DiamondCorp, the Southern African diamond development and exploration company, is pleased to provide the following update on the underground development at the Lace diamond mine in the Free State province of South Africa.

Highlights

-- Development work in the Upper K4 (UK4) block remains on schedule for commencement of mining operations in H2 2015, four months ahead of the original plan.

-- A total of 3,321m of underground core drilling in 21 holes has delineated 2.6 million tonnes of K4 (high grade) kimberlite above the 370m level, an increase of more than 2 million tonnes over the original Lace geological model.

-- The drilling of the UK4 block provides the volume data required for an updated resource statement. The final resource statement will require grade data from the bulk testing currently scheduled to be completed by the end of Q2.

-- Processing of K6 kimberlite recovered from the production level drives has commenced, including recovery of a 19.83 carat clear white gem diamond, being the largest gem diamond recovered from underground development so far.

-- The underground conveyor system is 91% fabricated and on site, 51% installed and on schedule for commissioning ahead of the mining ramp-up.

-- Mine development costs to date are averaging R38,961 per metre against a budget of R37,000 per metre.

-- Detailed technical and legal due diligence for the US$7 million royalty financing facility with Acrux Resources, as well as finalisation of detailed terms, is nearing completion and preliminary consents from lenders have been received. Subject to Board approval and signing of a satisfactory final facility agreement, it is anticipated that the drawdown of funds could be completed in the current quarter.

jaf1948
29/4/2015
11:11
The Darwin facility expires this year, it will not be used
jahl frezi
29/4/2015
10:23
fanny - so long as the news is positive once released and there are no issues with the royalty financing process then I agree with hpcg that it looks like the Darwin EFF is unlikely to be used.
darcon
29/4/2015
10:17
Someone posted this link to an IC blog article on Darwin EFFs:
darcon
29/4/2015
09:23
I would think there is now zero prospect of DCP using the Darwin EFF, indeed there hasn't been for about a year. Darwin can't force anything and the share price says that equity could be raised well above the Darwin facility.
hpcg
29/4/2015
07:54
Darcon post 1100.

Would Darwin be able to create a death spiral from these actions?

TIA

fanny

fanramptastic mate
28/4/2015
23:46
Another possibility is that Darwin got wind of some difficulty arising with the royalty financing process (remember that only a term sheet has been signed and the potential financing could still fall through). But that would be a case of trading on inside information.
darcon
28/4/2015
23:34
The company updated their shareholder info page on 15 April with the info that there are now nil warrants.

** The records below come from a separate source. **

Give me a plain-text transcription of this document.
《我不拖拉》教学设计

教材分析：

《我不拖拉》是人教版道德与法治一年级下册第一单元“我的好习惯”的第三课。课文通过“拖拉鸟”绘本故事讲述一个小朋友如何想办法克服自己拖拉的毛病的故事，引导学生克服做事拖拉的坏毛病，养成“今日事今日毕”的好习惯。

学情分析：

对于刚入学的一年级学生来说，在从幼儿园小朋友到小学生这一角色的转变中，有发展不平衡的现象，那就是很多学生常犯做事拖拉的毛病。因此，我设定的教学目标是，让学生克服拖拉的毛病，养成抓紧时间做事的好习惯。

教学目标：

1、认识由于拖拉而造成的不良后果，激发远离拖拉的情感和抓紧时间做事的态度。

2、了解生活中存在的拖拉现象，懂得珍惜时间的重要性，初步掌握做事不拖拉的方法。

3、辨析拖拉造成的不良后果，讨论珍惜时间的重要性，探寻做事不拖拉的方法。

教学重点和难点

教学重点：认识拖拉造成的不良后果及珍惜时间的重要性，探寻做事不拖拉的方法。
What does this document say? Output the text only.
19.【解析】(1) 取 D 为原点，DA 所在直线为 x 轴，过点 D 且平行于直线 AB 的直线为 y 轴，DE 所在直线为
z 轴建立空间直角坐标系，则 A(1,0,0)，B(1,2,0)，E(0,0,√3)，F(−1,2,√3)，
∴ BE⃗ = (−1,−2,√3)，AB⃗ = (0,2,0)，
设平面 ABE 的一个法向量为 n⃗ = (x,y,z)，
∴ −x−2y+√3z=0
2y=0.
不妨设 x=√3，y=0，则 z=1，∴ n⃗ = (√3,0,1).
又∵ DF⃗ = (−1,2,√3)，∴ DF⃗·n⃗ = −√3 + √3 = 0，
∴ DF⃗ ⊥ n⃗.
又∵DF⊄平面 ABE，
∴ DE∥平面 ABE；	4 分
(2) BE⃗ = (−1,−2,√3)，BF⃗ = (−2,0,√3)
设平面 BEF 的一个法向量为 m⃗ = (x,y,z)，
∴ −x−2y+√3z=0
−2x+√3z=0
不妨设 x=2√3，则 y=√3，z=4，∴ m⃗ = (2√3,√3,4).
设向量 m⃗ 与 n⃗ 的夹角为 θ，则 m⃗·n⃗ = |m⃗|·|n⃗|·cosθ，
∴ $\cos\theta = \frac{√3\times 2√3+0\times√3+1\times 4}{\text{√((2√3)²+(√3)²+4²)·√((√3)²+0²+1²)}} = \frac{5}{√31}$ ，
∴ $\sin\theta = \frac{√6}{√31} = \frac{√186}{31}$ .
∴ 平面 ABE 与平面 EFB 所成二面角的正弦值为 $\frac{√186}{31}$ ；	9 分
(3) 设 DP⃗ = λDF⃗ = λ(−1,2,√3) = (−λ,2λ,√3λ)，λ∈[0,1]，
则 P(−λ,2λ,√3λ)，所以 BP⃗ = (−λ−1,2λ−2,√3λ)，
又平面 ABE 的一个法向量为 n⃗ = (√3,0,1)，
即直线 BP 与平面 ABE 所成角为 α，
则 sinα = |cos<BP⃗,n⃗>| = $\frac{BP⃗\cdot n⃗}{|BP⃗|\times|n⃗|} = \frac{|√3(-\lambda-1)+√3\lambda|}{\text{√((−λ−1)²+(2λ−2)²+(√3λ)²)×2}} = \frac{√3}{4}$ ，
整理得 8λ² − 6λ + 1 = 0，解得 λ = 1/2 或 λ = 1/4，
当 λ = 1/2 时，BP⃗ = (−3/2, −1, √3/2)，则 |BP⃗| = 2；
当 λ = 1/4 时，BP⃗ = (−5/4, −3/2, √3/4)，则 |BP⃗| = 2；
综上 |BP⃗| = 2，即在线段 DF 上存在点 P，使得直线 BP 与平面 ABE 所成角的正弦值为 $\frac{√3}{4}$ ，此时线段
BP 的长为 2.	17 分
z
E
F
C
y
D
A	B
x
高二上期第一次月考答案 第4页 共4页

Darwin notified the FCA about their short on 17 April.

The company announced the US$7 million royalty financing on 17 March. At this point the share price jumped. Persons purchasing on T20s on or shortly after 17 March would have had to fund their purchases on or around 14-17 April or sell prior to or around that time.

Darwin may have been trying to take advantage of speculators being expected to have to close their positions by adding to the selling pressure.

darcon
28/4/2015
23:09
Don't think that's their style
wisecat2
28/4/2015
22:54
wisecat2 - perhaps Darwin were taking the sell-side on some large retail trades and then were caught short (e.g. as a result of retail punters choosing to fund their purchase rather than sell) and as a result Darwin chose the cheaper option of exercising their warrants rather than covering their short in the market.